One thing led to another, and I ended up spending an afternoon at the White House with Charles Colson discussing perceptions of the war. I was in DC originally to appear with Senator Taft (the governor’s father) on John Gardner’s Common Cause to debate the subject of amnesty for draft dodgers. Senator Taft supported me in my opinion that those who fled the country should not be allowed to return. We all had to make decisions and certainly we veterans had to live with the consequences of those decisions (death, loss of limbs, malaria, Black Water Fever, Dengue fever, dysentery, etc.). The cowards should have had to live with the consequences of their decisions. Of course, Presidents Ford and Carter let them return to the US with no consequences.
I was visiting at the Pentagon when a major protest occurred and so had access to information as it was being given to the commanding officers. There was a very impressive picture published nationally in newspapers of “veterans” in wheelchairs throwing their medals over a fence (as did Kerry, one of the most despicable people on the planet). I don’t know if they were actually handicapped, but I seriously doubt that many of them were veterans, and I’d bet money their “medals” came from pawnshops.
Agent Orange was far more insidious than the government has ever let on. I can trace my family back several hundred years on both sides, and no one ever had a heart problem except an old lady in the 1800s that had to chew digitalis for an irregular heartbeat. Ischemic Heart Disease was added to the AO list in 2010, and I was rated at 30% disabled (now 60%).
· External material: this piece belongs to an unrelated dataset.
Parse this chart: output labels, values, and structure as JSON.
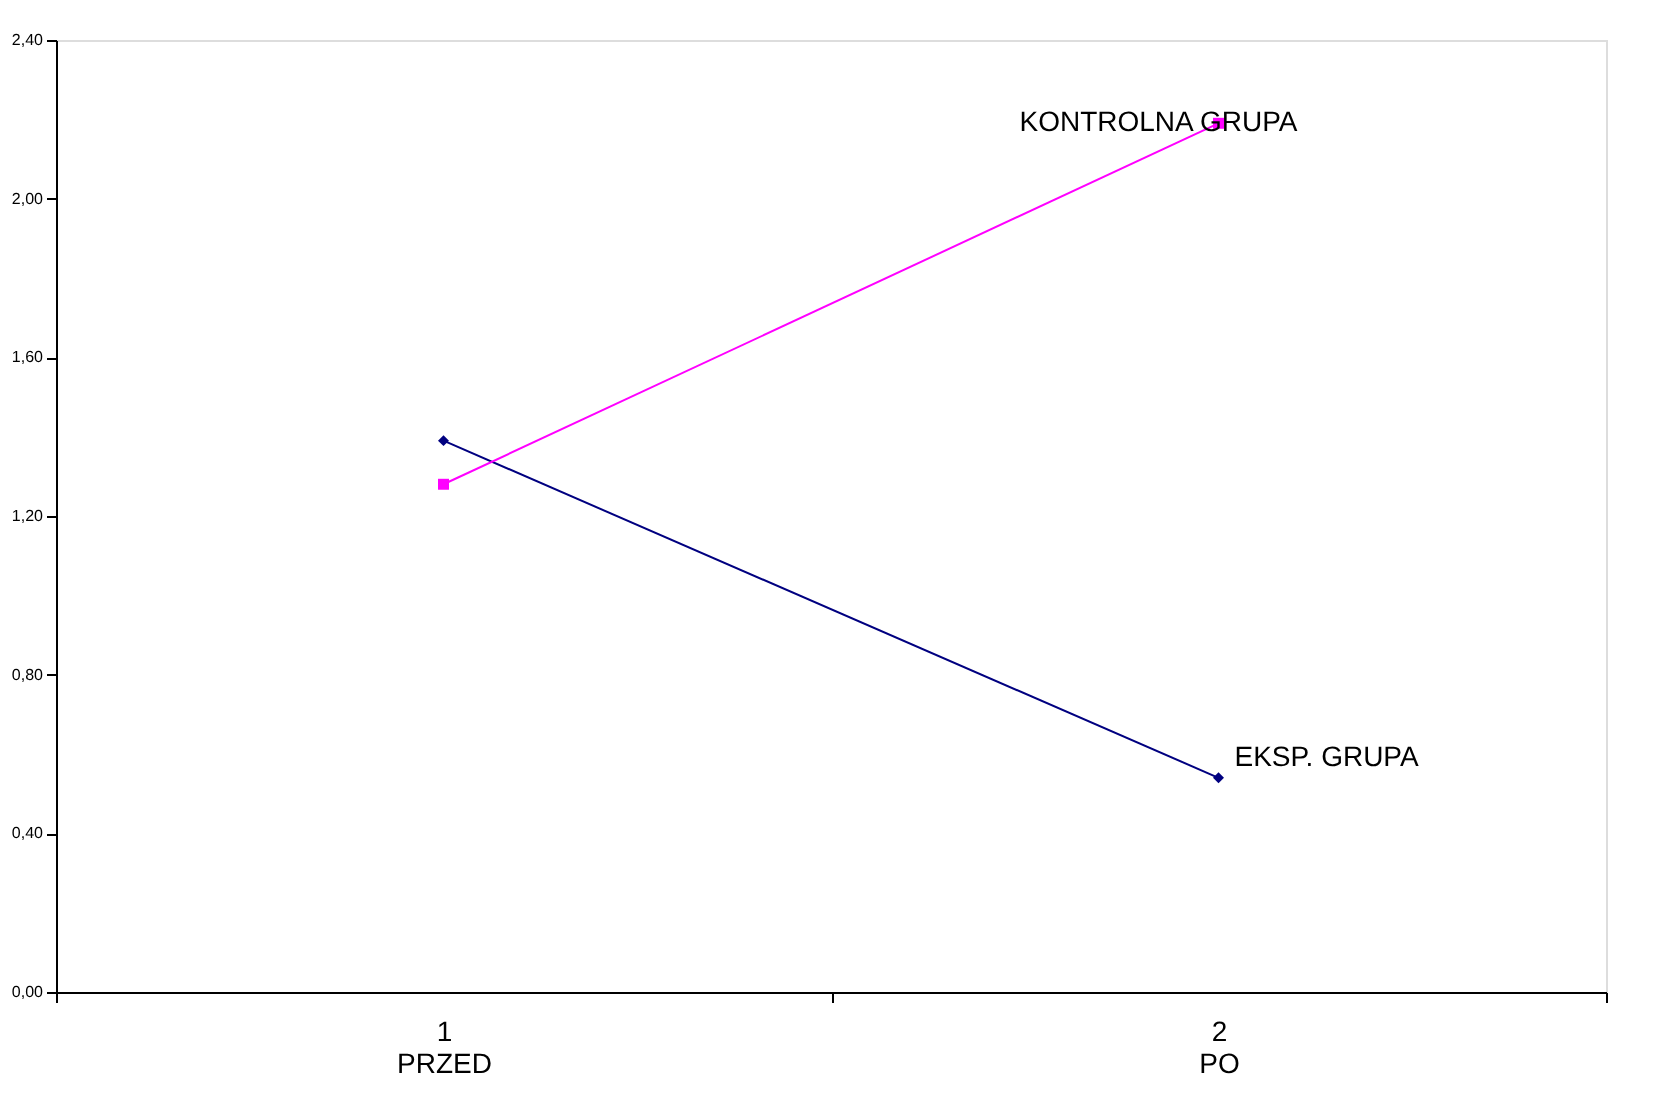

In November 1995, I went Code Blue; then suffered another heart attack a month later. The first angioplasty required my wife to refinance our home to pay the hospital $68,000 in cash; don’t know details of the second experience, but she had to refinance again. We had to pay for open heart in 2001, and then for a coronary ablation a few years later. So, the government’s decision to use us as guinea pigs cost my family and me, and I’m sure many others, hundreds of thousands of dollars just to serve.
Today they cover all expenses related to IHD. But they will cover nothing that was done before 2009 to keep me from dying because of Agent Orange exposure.
Looking back, I would have to say that I value my experiences in Vietnam as much as I value any of my experiences. I would not give it up.